The continuous use of fossil fuels is environmentally harmful and unsustainable. Concerns about energy supply, environmental pollution and global warming have triggered the worldwide search for sources of environmentally friendly renewable energy. Global biodiesel production and research are focused on crop-based feedstocks, which could become unsustainable in the long term due to arable land and water requirements leading to competition with food crops. Algae have been identified as a second-generation biodiesel feedstock and have the potential to supplement fossil fuels with negligible impact on food security. Microalgae have an oil yield at least 10 times better than oil seed crops and are capable of using environmental waste substrates such as CO2 and nitrate-rich waste water for growth and lipid production. South Africa is among the 17 mega-biodiverse countries in the world. This, coupled with the moderate climate and availability of sunlight, makes South Africa an ideal place to bioprospect for high-lipid-producing algal isolates and the subsequent production of algal biodiesel.
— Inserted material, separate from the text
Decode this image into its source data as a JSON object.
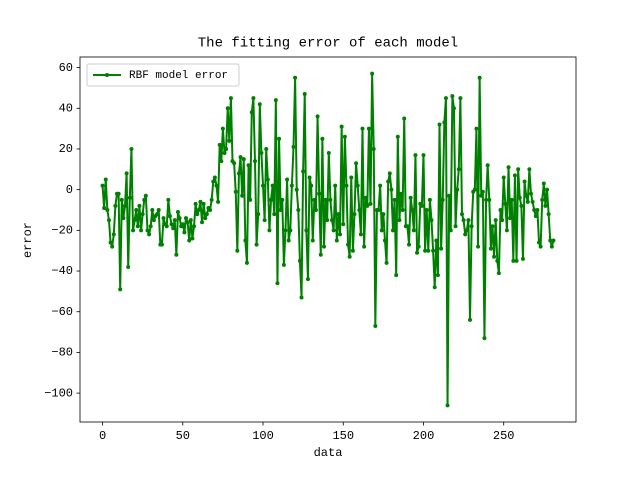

The algal team at CSIR Biosciences has been actively sampling South Africa’s biodiversity for the past three years and has successfully obtained over 200 isolates. Various different methodologies related to the isolation of these valuable algae from environmental samples have been used to develop a comprehensive screening and isolation protocol. This protocol includes flow cytometry as a tool for isolation. The protocol was validated and the isolation of 115 micro algal isolates conducted. The isolated samples were further screened for lipid production using a qualitative microscopic assay which rapidly identified high-lipid-producing isolates. Four of the best isolates were selected to be assessed at the secondary level. The secondary evaluation of lipid production required a rapid, semi-quantitative lipid assay, which was developed to equate lipid-related fluorescence with actual lipid content. The lipid production profiles of these isolates ranged from a minimum of 0.4 pg cell to a maximum of 90 pg/cell and the growth rates ranged from 0.52 to 0.13 day-1. Preliminary results demonstrated that there is significant potential to increase lipid production through nutrient stress, and further physiological stresses need to be investigated. The research on developing a process to optimise lipid productivity on a larger scale is still ongoing.